Она была удивительно привлекательна. Ее полуобнаженные руки хватали то высокие травинки, то цветы, и сама она была подвижна и неутомима, как ртуть.
— Я слышал, как вы пели, — сказал Вадим Александрович.
— И зря! Я не люблю, когда другие слышат, что я пою.
— Почему? — спросила я с удивлением.
— Видите ли, прежде, когда был жив мой супруг, он часто развлекался тем, что просил меня спеть в присутствии гостей, теперь я ненавижу, когда меня слушают, так что я пою исключительно только для себя.
— Нам с Вадимом Александровичем следует извиниться перед вами — мы слышали вас, — сказала я.
— Принимаю все ваши извинения, — серьезно сказала Вирсавия Андреевна.
— Кстати, что это было? — подал голос Вадим Александрович, немного отставший от нас.

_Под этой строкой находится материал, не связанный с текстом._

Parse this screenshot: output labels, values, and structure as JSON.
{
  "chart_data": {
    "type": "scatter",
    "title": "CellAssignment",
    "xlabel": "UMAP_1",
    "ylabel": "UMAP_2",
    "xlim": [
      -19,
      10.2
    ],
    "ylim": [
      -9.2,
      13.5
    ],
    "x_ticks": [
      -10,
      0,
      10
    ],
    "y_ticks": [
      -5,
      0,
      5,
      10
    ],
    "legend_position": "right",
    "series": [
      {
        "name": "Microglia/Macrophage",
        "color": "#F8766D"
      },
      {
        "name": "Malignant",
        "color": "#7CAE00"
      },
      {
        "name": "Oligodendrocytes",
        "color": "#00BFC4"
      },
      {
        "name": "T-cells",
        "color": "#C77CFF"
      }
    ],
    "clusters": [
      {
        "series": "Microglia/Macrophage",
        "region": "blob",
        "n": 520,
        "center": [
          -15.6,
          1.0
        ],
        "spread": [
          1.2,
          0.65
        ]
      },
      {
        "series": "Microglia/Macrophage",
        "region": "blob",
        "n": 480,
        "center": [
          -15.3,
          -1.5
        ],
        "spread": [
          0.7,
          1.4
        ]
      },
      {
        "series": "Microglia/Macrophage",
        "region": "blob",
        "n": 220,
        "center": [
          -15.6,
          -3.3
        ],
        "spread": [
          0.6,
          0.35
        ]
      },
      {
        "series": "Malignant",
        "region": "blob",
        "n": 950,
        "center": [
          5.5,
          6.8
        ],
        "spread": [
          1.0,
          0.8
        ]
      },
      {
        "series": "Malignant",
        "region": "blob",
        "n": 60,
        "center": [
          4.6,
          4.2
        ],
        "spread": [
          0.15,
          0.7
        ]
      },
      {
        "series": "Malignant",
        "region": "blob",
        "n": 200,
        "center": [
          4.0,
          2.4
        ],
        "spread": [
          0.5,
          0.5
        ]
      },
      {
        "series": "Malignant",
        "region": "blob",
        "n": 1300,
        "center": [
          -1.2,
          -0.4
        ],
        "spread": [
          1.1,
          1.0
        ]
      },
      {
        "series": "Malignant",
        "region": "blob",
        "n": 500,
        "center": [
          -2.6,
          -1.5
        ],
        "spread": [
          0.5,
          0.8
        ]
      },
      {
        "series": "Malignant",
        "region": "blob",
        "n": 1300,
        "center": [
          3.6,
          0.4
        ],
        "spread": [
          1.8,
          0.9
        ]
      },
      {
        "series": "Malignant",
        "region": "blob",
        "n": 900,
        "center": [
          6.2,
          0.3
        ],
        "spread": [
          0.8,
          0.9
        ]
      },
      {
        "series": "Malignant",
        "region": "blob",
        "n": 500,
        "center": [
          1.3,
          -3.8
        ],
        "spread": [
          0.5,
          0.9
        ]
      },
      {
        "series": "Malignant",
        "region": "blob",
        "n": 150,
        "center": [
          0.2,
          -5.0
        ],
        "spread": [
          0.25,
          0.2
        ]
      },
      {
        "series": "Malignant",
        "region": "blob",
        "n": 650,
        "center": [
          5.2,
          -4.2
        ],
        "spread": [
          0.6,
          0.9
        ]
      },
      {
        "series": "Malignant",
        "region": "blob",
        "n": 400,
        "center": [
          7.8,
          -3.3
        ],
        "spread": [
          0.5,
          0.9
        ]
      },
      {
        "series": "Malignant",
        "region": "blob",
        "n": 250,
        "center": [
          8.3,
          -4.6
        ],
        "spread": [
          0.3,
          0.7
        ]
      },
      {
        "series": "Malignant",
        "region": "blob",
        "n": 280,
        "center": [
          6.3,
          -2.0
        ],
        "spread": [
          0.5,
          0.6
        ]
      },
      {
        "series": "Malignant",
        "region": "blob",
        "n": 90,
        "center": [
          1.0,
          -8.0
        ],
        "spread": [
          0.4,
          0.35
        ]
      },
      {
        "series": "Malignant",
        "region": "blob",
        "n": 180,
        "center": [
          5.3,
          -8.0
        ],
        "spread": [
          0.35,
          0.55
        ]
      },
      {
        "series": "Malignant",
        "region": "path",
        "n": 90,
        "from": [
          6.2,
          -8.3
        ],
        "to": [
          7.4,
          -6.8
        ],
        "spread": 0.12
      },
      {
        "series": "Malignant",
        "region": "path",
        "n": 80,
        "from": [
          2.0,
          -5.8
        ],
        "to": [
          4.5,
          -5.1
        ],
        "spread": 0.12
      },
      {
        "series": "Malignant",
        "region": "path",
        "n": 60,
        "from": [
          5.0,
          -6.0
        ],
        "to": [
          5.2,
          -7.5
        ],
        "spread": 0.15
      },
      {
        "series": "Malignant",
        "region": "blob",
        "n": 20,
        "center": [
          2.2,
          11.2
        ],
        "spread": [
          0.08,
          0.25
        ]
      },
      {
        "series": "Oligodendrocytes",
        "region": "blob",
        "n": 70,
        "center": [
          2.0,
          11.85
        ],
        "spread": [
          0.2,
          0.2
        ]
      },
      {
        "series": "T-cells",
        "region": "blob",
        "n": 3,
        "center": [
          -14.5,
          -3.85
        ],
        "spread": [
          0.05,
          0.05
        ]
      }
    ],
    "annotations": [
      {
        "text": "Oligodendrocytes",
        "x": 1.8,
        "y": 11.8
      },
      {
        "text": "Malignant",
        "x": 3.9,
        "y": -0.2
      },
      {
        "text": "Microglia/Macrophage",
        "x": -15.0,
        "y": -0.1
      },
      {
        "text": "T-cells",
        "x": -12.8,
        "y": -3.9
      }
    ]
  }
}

— Что-то народное, кажется. Я не помню, где слышала эту песню. Бывает же такое: услышишь раз — и запомнишь на всю жизнь, а где услышала, кто пел — и вспомнить невозможно!
Она неожиданно рассмеялась, обнажив белые влажные зубы, и повернулась к Вадиму Александровичу. Сердце мое остановилось. Слишком красивой была Вирсавия Андреевна в тот момент. Слишком восхищенно смотрел не нее Вадим Александрович. Слишком жарким становился день…
Но Аверинцева тут же повернулась ко мне.
— И хочется вам прятаться под шляпами и зонтиками? — спросила она меня, оглядывая белые кружева моего нового зонтика.
Я пожала плечами.
— Я уже обожгла руки на солнце, — призналась я.
— В столице сумасшествие, — громко зашептала мне Вирсавия Андреевна, — все дамы оставили кружева и ленты и стали загорать! Вы можете не поверить, но даже Великие Княжны загорают! Посмотрите на меня — какая я смуглая.
— «Не смотрите на меня, что я смугла, ибо солнце опалило меня…» — сказал задумчиво Вадим Александрович.
Вирсавия Андреевна поправила прядь волос.
— Почти что так. Может быть, не столь романтично, но почти так.
Она и вправду была смугла, но потемневшая кожа только подчеркивала ее красоту.
Солнце поднималось все выше, день становился все жарче. Я пригласила Вирсавию Андреевну и Вадима Александровича к себе на дачу. Без труда словоохотливая Вирсавия Андреевна завязала разговор о взаимоотношениях мужчин и женщин. Шутили, смеялись, говорили порой и серьезно. Вадим Александрович галантно представлял женщин в виде ангелов со спрятанными крыльями, Вирсавия Андреевна пыталась его разубедить.
— Ну, мой любезнейший Вадим Александрович, ответьте мне тогда на такой вопрос: если вы начали защищать женское сословье, почему вы не женаты до сих пор?
«О Боже мой! — подумала я. — Неужели надо было задавать подобные вопросы? Ведь Вадим Александрович не постесняется с ответом!»
— Почему? — переспросил тот. — Наверно, чтобы не разочароваться!
Вирсавия Андреевна взглянула на меня.
— Вот достойный ответ мужчины. Сначала с вами побеседуют, как с равной, а потом отшутятся, ссылаясь на вашу неполноценность!
Я пожала плечами.
— Но ведь и вы, Вирсавия Андреевна, — ответила я, — не из тех сумасшедших дам, которые пытаются доказать, что они, женщины, равны мужчинам.
— Нет, конечно, мне еще только этого не хватало!
— Но иногда вы ведете себя именно так! — воскликнул Вадим Александрович.
Вирсавия Андреевна взяла в руки чашку с чаем.